Friday, October 11, 2013
Urgent Warning: Our Bank Deposits Are No Longer Safe
As a result of recent changes to the rules governing the financial system operating throughout the G20 nations, a serious threat has arisen to the finances of individuals, families, and institutions that have entrusted their assets to major banks. Here's the situation: in case "systemically important" banks should fail, they are now authorized to take over the assets of their clients, including our deposits! This procedure is known as a "bail-in”—as distinguished from a "bail-out”—and it has already been implemented in Cyprus. This threat has been thoroughly documented by Ellen Hodgson Brown (author of two extraordinary books on our money system, The Web of Debt, and, just published, The Public Bank Solution), and by the Public Banking Institute, which she founded. For a vivid, compelling explanation of the crisis provided by the Institute, see this brief video: http://www.youtube.com/watch?v=f-sHAwNfoL4 . Given the vast, destabilizing involvement of major banks in derivatives gambling, about ten times the volume of the real economy as this video shows, major banks are constantly at risk of failing, and suddenly triggering a bail-in assault on our assets. The peril is especially clear in Canada which legalized the bail-in procedure in its 2013 Federal Budget. See: www.policyalternatives.ca/publications/monitor/depositors-beware . But this bail-in agenda was mandated for all the G20 nations at their 2011 meeting, and it is likely to be reenforced by provisions of the CETA and TPP, the vast so-called “trade agreements” presently being negotiated.
Having been assured that the bail-in rescue plan is readily available in case they fail, banks are all the more likely to participate in speculative activity. When driven to insolvency by their losses in derivatives gambling, the losing banks' first priority must be to pay off the winning banks ("counter parties") with whatever resources they can muster, now including their clients' assets—our financial resources. The outrage of bail-ins includes the "super-priority status" of bank "counter parties" over our claims as bank clients.
The danger from bail-ins is especially high at the moment. If the US government on October 17 defaults on its debt, the global financial system, with some $700 trillion of speculative derivatives churning around, may be thrown into the sort of chaos that would bring a major financial meltdown, perhaps surpassing that of 2008, with many bank failures resulting in bail-ins, bringing a massive shift of financial resources from the middle class to the already obscenely wealthy.
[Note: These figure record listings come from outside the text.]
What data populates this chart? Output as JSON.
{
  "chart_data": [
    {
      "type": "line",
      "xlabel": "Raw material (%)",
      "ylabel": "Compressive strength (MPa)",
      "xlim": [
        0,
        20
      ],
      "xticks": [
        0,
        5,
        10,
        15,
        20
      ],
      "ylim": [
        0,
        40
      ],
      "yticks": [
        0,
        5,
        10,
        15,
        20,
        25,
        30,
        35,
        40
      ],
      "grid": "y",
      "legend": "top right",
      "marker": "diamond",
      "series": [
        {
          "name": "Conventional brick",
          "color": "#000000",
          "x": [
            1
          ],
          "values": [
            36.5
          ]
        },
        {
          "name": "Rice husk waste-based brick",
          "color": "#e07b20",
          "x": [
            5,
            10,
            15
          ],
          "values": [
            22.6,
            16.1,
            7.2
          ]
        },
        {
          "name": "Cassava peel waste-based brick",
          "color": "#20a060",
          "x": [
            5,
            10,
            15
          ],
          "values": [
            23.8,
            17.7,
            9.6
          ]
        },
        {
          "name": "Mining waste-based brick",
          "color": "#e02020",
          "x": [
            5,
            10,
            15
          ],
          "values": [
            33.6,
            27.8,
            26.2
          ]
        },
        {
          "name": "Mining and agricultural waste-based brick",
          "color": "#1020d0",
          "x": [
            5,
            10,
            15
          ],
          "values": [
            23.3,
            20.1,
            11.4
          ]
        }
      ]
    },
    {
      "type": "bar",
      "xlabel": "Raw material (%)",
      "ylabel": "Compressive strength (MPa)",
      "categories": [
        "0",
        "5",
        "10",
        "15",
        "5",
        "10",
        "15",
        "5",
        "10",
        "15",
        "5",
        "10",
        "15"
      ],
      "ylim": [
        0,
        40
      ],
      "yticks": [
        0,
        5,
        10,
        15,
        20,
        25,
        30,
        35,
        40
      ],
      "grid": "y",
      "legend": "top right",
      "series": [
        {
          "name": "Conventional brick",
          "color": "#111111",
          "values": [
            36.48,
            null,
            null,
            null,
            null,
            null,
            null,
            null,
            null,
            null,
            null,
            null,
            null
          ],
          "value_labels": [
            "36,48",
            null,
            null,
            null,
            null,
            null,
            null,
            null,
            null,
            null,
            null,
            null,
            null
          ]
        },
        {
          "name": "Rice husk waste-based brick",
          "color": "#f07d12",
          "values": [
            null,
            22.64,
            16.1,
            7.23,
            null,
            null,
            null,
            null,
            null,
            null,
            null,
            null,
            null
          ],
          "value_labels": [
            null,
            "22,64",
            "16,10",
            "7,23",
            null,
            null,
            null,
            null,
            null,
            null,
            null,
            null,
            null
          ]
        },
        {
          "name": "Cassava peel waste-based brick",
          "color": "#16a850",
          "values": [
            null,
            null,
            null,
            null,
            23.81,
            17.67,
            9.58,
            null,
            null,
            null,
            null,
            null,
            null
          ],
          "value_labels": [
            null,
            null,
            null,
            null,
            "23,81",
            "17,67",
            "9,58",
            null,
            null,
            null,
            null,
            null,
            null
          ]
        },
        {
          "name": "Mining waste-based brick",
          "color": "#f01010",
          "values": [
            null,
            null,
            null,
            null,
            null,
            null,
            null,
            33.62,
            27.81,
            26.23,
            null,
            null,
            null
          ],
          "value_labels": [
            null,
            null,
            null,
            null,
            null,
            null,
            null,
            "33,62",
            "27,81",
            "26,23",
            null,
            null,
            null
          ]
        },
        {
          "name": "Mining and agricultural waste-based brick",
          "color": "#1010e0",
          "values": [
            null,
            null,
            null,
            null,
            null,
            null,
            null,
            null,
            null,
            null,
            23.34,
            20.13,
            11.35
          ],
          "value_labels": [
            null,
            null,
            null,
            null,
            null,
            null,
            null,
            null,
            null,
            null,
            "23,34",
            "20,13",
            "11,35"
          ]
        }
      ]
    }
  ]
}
Even if we escape this immediate peril—perhaps only temporarily—the threat to our financial welfare from the banks' speculative excesses remains imminent. Add to this the proclivity of private banks intentionally to engineer depressions for their own benefit (there is rich documentation available for this), and the dangers hanging over us become all the more imminent.
Ultimately it will require persistent political action to eliminate the grossly unjust bail-in threat—e.g., outlawing bail-ins altogether, developing public banking, restoring the Glass-Steagall Act (which separated investment banking—mostly derivatives gambling now—from depository banking and insurance). But for the present, what personal actions might we take to protect ourselves? We all need to be seeking alternatives to the mainline banks that we can no longer trust. It may be possible for individuals and institutions to find safe haven for their financial resources by using credit unions. The risk probably differs from one credit union to another. We need to explore with each specific credit union the extent to which members' assets are entrusted to major banks—preferably not at all. We need to consider becoming active credit union members, constantly vigilant regarding the safety of our collective resources. We can no longer take it for granted that our bank deposits are safe.